In response to The Daily Post’s writing prompt: “Linger.”

JOURNEY – Physical and Emotional with a Profound Effect

In response to The Daily Post’s writing prompt: “Journey.”

When I was child of about 3, we lived in a tiny village that had only one shop. It seemed miles from anywhere but my cousin, she lived just around the corner and around the next bend on the same country lane lived Grandma and Grandad. For some reason I wasn’t over keen on Grandad, but I adored my Grandma. She was such a loving person and I really enjoyed being with her. I was allowed to ride my tricycle along the pavement, all on my own to visit them.

It was a delightful place to live, surrounded by wildlife, farms and an abundance of greenery. We took regular walks thoroughly indulging in the effect of the changing seasons. To this day I have a similar passion for nature, the countryside and the seasons.

We would watch the butterflies dance from flower to flower, noting which one it was and if we weren’t sure, we’d look it up in a book when we returned home. We’d breathe in the scents of the blossoms on the hedgerows, trees and the wild flowers in the grass verges. I was renowned for sticking my nose into flowers.

There was always something riveting to watch or exciting to explore. Many of the fields roundabout had small ponds in them. Here we would sit for hours just watching the dragonflies dance from reed to reed, or watch the pond skater insects whizzing over the water’s surface or catch newts with our nets, putting them into a jar so that we could get a better look at them. We would always put them back into the pond before going home. Other times we would keep a watch out for calves or lambs being born, watch the farmer plough a field or bale hay.

Big cousins would come to visit quite regularly, cycling all the way from their village miles away and we would ride our bikes or play ball games and drink cordial, something that was only available when visitors came. We were rarely indoors and my selective memory can only recall rain in April, though we must have had days when it poured.

Then one day, which for me seemed quite out of the blue, we were moving. A giant green lorry with a cavernous space at the back was taking all our belongings and we were going to live somewhere else. I can only remember horror. All the things I would be leaving behind. My Grandma would be miles away, how I would miss my dear loving Grandma. And my cousins, I would have no friends to play with.

When we arrived at our new house, it was on a straight main road and it felt as if it were on another continent. Being a new house it didn’t have the old established gardens around it so it felt barren. The whole place felt empty, the whole area felt empty. Where was the greenery?

There was a big hedge over on the other side of the road and there were some big trees but the cosseted feeling of the old village which just oozed greenery, was non-existent in this strange place.

I was told not to make a fuss, I would make friends. There was a girl next door that I was encouraged to play with, but a part of me didn’t like the feel of her. I started school and began to make some friends but somehow they never felt like the deep comradeship I had had with my cousins. My only saving grace from living in that very empty feeling place was that at the weekends my dad and I would go for long walks along the riverbank or the canal and we would observe all the bounty that nature had to offer. Those days were like heaven on earth.

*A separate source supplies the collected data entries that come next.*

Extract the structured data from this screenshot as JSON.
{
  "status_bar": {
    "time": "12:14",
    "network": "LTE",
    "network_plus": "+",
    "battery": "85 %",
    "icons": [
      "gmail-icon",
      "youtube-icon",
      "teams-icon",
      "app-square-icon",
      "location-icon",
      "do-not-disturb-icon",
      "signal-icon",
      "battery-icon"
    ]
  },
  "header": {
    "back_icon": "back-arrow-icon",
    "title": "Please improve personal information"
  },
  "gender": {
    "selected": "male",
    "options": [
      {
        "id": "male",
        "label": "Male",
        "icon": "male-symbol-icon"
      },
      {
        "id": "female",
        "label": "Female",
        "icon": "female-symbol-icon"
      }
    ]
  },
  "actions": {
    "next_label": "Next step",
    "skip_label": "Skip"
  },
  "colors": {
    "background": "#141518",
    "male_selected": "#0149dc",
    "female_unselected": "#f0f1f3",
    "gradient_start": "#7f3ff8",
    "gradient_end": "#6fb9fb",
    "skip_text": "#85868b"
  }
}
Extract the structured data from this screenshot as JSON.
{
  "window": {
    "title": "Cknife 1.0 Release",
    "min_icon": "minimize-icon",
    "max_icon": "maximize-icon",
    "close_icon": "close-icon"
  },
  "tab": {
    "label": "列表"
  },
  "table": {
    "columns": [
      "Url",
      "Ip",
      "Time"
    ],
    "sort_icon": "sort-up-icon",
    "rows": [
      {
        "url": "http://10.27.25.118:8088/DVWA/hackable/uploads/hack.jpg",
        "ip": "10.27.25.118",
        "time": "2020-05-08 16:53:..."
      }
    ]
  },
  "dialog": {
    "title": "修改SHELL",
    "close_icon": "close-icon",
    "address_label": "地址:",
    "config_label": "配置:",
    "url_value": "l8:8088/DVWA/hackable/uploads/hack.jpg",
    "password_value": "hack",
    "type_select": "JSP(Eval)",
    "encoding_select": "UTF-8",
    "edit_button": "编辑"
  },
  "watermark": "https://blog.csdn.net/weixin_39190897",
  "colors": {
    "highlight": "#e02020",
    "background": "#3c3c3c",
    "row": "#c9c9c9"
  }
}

One of the things that sticks in my mind was the feeling of isolation, I felt as if I was ‘out on my own’ and despite having moved from a verdant green village, I felt separated most strongly from my beloved sea. Now we didn’t live by the sea but we were probably only a couple of miles from the sea as the crow flies and less than an hour away by train in those days and whilst I have no recollection of being at the seaside when the sun went down, I can clearly remember sitting in my bedroom with my head poking through the curtains, watching the sun going down behind the hedgerow across the road and wondering just how many miles away the sea was and how I yearned to be near it. This has stayed with me ever since and must have had such a profound effect on me that I now live right by the sea and would have it no other way.